Medium dry to medium ciders with cheddar

Our two cheddars - a Montgomery and a pasteurised Fordham Farm - were both quite full-bodied so needed a slightly fuller, richer-tasting cider. I lined up another Welsh cider from Apple County in Monmouthshire - again, I’m not sure which one as it came from an unmarked container - and the slightly tarter Harry’s single varietal Dabinett which was particularly good with the Montgomery. (Again both come from the same county, Somerset, but at 4.5% the Harrys Dabinett was slightly lower in alcohol than the previous ciders).

Cracker pairing: Oatcakes

Medium sweet ciders with blue cheeses

Then finally two blues - a Cropwell Bishop Stilton and a Stichelton (effectively an unpasteurised Stilton) with I matched with two sweeter ciders to mimic the effect of a fortified wine: Hecks medium sweet Port wine of Glastonbury and Millwhite’s Rum Cask which, as the name suggests, is matured in rum casks. Both come from Somerset.
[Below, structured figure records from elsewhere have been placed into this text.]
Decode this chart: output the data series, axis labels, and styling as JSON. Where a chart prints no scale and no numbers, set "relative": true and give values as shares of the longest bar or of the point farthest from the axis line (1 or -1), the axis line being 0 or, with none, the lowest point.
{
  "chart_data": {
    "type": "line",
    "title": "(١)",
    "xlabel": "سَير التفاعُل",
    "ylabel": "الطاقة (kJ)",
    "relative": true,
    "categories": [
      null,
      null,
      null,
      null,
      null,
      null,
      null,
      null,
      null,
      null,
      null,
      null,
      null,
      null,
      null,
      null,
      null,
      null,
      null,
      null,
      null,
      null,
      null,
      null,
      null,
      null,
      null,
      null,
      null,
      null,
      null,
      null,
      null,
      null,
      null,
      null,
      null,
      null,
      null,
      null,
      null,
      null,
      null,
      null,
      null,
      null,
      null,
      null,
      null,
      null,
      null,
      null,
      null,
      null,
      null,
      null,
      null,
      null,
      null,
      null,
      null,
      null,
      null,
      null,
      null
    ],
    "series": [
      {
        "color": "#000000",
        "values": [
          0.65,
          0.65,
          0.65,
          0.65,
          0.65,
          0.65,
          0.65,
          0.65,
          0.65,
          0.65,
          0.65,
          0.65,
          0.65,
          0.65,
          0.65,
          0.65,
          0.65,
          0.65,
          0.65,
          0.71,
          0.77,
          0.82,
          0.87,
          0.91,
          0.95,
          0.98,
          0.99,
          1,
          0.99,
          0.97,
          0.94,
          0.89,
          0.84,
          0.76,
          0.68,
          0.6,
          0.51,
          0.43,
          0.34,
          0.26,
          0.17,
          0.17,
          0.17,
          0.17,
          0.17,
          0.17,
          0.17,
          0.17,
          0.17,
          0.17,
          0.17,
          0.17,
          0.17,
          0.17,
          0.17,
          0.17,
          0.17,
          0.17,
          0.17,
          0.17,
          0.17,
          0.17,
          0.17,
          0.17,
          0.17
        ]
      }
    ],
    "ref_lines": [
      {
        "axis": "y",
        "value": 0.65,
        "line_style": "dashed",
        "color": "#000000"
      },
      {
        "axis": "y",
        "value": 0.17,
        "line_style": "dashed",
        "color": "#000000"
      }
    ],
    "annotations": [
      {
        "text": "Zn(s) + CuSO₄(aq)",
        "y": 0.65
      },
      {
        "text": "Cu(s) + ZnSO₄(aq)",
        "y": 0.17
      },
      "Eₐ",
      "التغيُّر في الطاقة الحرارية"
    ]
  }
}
Cracker pairing: Cherry, almond and linseed toast

After the tasting we sat down to a cider and pie lunch - a Gorwydd caerphilly, potato and onion pie baked by Sam Leach of Birch - and drank Sam and Becky’s own homemade unpasteurised cider. And with the copious leftovers we cracked open a 2013 Dunkertons Organic Vintage cider (7.5%) which also matched it perfectly. Cider is a great pairing for traditional British cooked cheese dishes like pies and pasties (though not for a lasagne, I’d venture)

Matching artisan cheese is a tricky enterprise because every cheese is different and many ciders are too depending whether they’re bottled or in cask but I think if you stuck to these broad styles you should enjoy the results. The combination of perry and goats cheese and sweeter ciders with blue cheeses was particularly successful. With milder pasteurised cheeses you’ll find you don’t need such strong, characterful ciders.

Many thanks to Birch for hosting the event, The Fine Cheese Company for donating the cheese and crackers, and Bristol Cider shop for supplying the ciders. They won’t have all these in stock but have a regularly changing selection sourced from within a 50 mile radius of Bristol.